"why don't you go fuck a play" Boy George, by Twitter 18.7.2012

Friday, 22 October 2010

Hens in the skirting board



In the Victoria Wood 'shoe-shop' sketch, Julie Walters apologises for the haphazard service by telling her customer 'we think we've got hens in the skirting board'. It has the pattern of normal speech, but is patently absurd. The roots of this sort of comedy, in a long line from Monty Python to The Mighty Boosh stem directly from the absurdist writings of 'A Resounding Tinkle' author N.F. Simpson.

The trouble is that in the fifty years since he wrote it, audiences have been exposed to so much more of the same thing in sketch shows and stand-up routines that the original now seems rather less shiny.

Simpson's plays work best when they are delivered with as much naturalism, in set, costumes and acting as possible and you may feel shortchanged in Kim Moakes' production with a mere suggestion of the domestic surroundings of Bro and Middie Paradock. Ben Higgins and Lizzy Mace make a convincing married couple even though their performances may come from observation rather than experience: Simpson was satirizing their middle-class preoccupations rather than middle age, the original actors were also in their 20's.

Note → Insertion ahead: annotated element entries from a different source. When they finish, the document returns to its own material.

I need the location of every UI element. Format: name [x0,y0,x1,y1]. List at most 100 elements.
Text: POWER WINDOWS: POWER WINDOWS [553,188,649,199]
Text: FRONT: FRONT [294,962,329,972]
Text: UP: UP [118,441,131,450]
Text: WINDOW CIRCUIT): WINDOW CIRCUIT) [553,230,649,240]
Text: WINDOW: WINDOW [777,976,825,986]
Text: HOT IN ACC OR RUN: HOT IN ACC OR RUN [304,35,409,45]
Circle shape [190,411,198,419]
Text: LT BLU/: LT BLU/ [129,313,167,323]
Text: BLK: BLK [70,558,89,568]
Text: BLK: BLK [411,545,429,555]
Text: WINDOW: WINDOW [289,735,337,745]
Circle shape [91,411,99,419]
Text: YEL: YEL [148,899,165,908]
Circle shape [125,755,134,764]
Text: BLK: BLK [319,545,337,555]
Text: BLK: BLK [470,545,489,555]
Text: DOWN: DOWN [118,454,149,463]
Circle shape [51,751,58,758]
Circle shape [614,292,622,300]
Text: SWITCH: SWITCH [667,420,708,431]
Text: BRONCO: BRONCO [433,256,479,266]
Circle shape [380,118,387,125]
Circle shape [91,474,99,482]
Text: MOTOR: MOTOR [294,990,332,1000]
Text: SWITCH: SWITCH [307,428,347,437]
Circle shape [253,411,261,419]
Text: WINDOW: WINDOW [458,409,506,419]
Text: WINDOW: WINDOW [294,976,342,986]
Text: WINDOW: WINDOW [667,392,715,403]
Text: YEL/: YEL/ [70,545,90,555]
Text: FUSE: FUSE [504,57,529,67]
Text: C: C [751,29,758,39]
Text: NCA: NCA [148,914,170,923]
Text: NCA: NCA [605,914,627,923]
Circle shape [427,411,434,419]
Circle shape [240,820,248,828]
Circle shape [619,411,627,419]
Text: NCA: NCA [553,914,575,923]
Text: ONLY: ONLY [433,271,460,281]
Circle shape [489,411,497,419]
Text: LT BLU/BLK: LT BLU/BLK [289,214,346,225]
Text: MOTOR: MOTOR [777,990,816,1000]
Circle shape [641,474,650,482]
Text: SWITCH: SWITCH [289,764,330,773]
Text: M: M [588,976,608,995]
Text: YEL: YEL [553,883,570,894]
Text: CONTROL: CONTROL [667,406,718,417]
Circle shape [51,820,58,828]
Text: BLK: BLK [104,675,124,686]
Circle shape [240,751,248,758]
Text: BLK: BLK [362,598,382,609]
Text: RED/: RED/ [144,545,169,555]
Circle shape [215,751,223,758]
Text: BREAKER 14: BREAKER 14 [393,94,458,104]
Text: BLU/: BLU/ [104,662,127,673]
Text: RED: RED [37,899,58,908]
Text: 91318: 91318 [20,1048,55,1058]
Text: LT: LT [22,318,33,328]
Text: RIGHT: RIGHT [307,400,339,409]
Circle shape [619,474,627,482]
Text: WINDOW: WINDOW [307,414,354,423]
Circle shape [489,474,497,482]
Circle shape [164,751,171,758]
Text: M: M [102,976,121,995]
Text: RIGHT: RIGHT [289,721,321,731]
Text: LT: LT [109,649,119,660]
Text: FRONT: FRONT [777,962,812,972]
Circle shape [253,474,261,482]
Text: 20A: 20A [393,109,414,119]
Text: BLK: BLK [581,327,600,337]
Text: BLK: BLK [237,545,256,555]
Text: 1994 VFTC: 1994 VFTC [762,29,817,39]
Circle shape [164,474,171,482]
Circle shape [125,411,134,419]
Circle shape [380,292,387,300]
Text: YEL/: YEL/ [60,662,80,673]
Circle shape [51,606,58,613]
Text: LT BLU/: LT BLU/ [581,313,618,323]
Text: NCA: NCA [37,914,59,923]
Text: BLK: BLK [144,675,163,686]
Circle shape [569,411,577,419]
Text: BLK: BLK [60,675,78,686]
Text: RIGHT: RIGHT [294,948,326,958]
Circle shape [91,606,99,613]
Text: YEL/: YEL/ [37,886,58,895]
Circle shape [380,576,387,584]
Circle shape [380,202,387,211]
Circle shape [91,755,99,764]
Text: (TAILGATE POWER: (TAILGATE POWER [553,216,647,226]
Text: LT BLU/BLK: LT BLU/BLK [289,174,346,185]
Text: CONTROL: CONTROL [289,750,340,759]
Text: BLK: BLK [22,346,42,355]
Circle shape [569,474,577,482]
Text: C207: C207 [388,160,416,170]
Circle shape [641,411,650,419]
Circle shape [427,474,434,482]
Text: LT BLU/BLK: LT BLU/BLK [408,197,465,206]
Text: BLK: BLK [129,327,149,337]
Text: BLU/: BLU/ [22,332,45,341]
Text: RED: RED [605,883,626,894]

Mace is best when she steps out of Middie's flatly argumentative character to quiz the audience directly as a white-coated researcher in technical theatre, and this and another couple of short bursts of comedy featuring Alex Morgan and Hayley Richardson as the live 'home entertainment' the Paradocks prefer to the radio are what lift the level of the performance, perhaps because the sketch-like structure and pointed delivery have become more familiar to contemporary theatregoers.

There are two versions of this play: a one-acter compressed into fifty minutes and this full-length extension. In the superfluous second half, the actors become four critics assessing the merits of the play in random accents and drawn-out conversations which undermine the naturalistic dialogue and emphasise how slowly the time seems to pass.

In his ex-pat life in Spain, N.F. is known to his friends as 'Wally Simpson' in homonymic reference to the Duchess of Windsor. This in itself is funnier than the whole of the current production.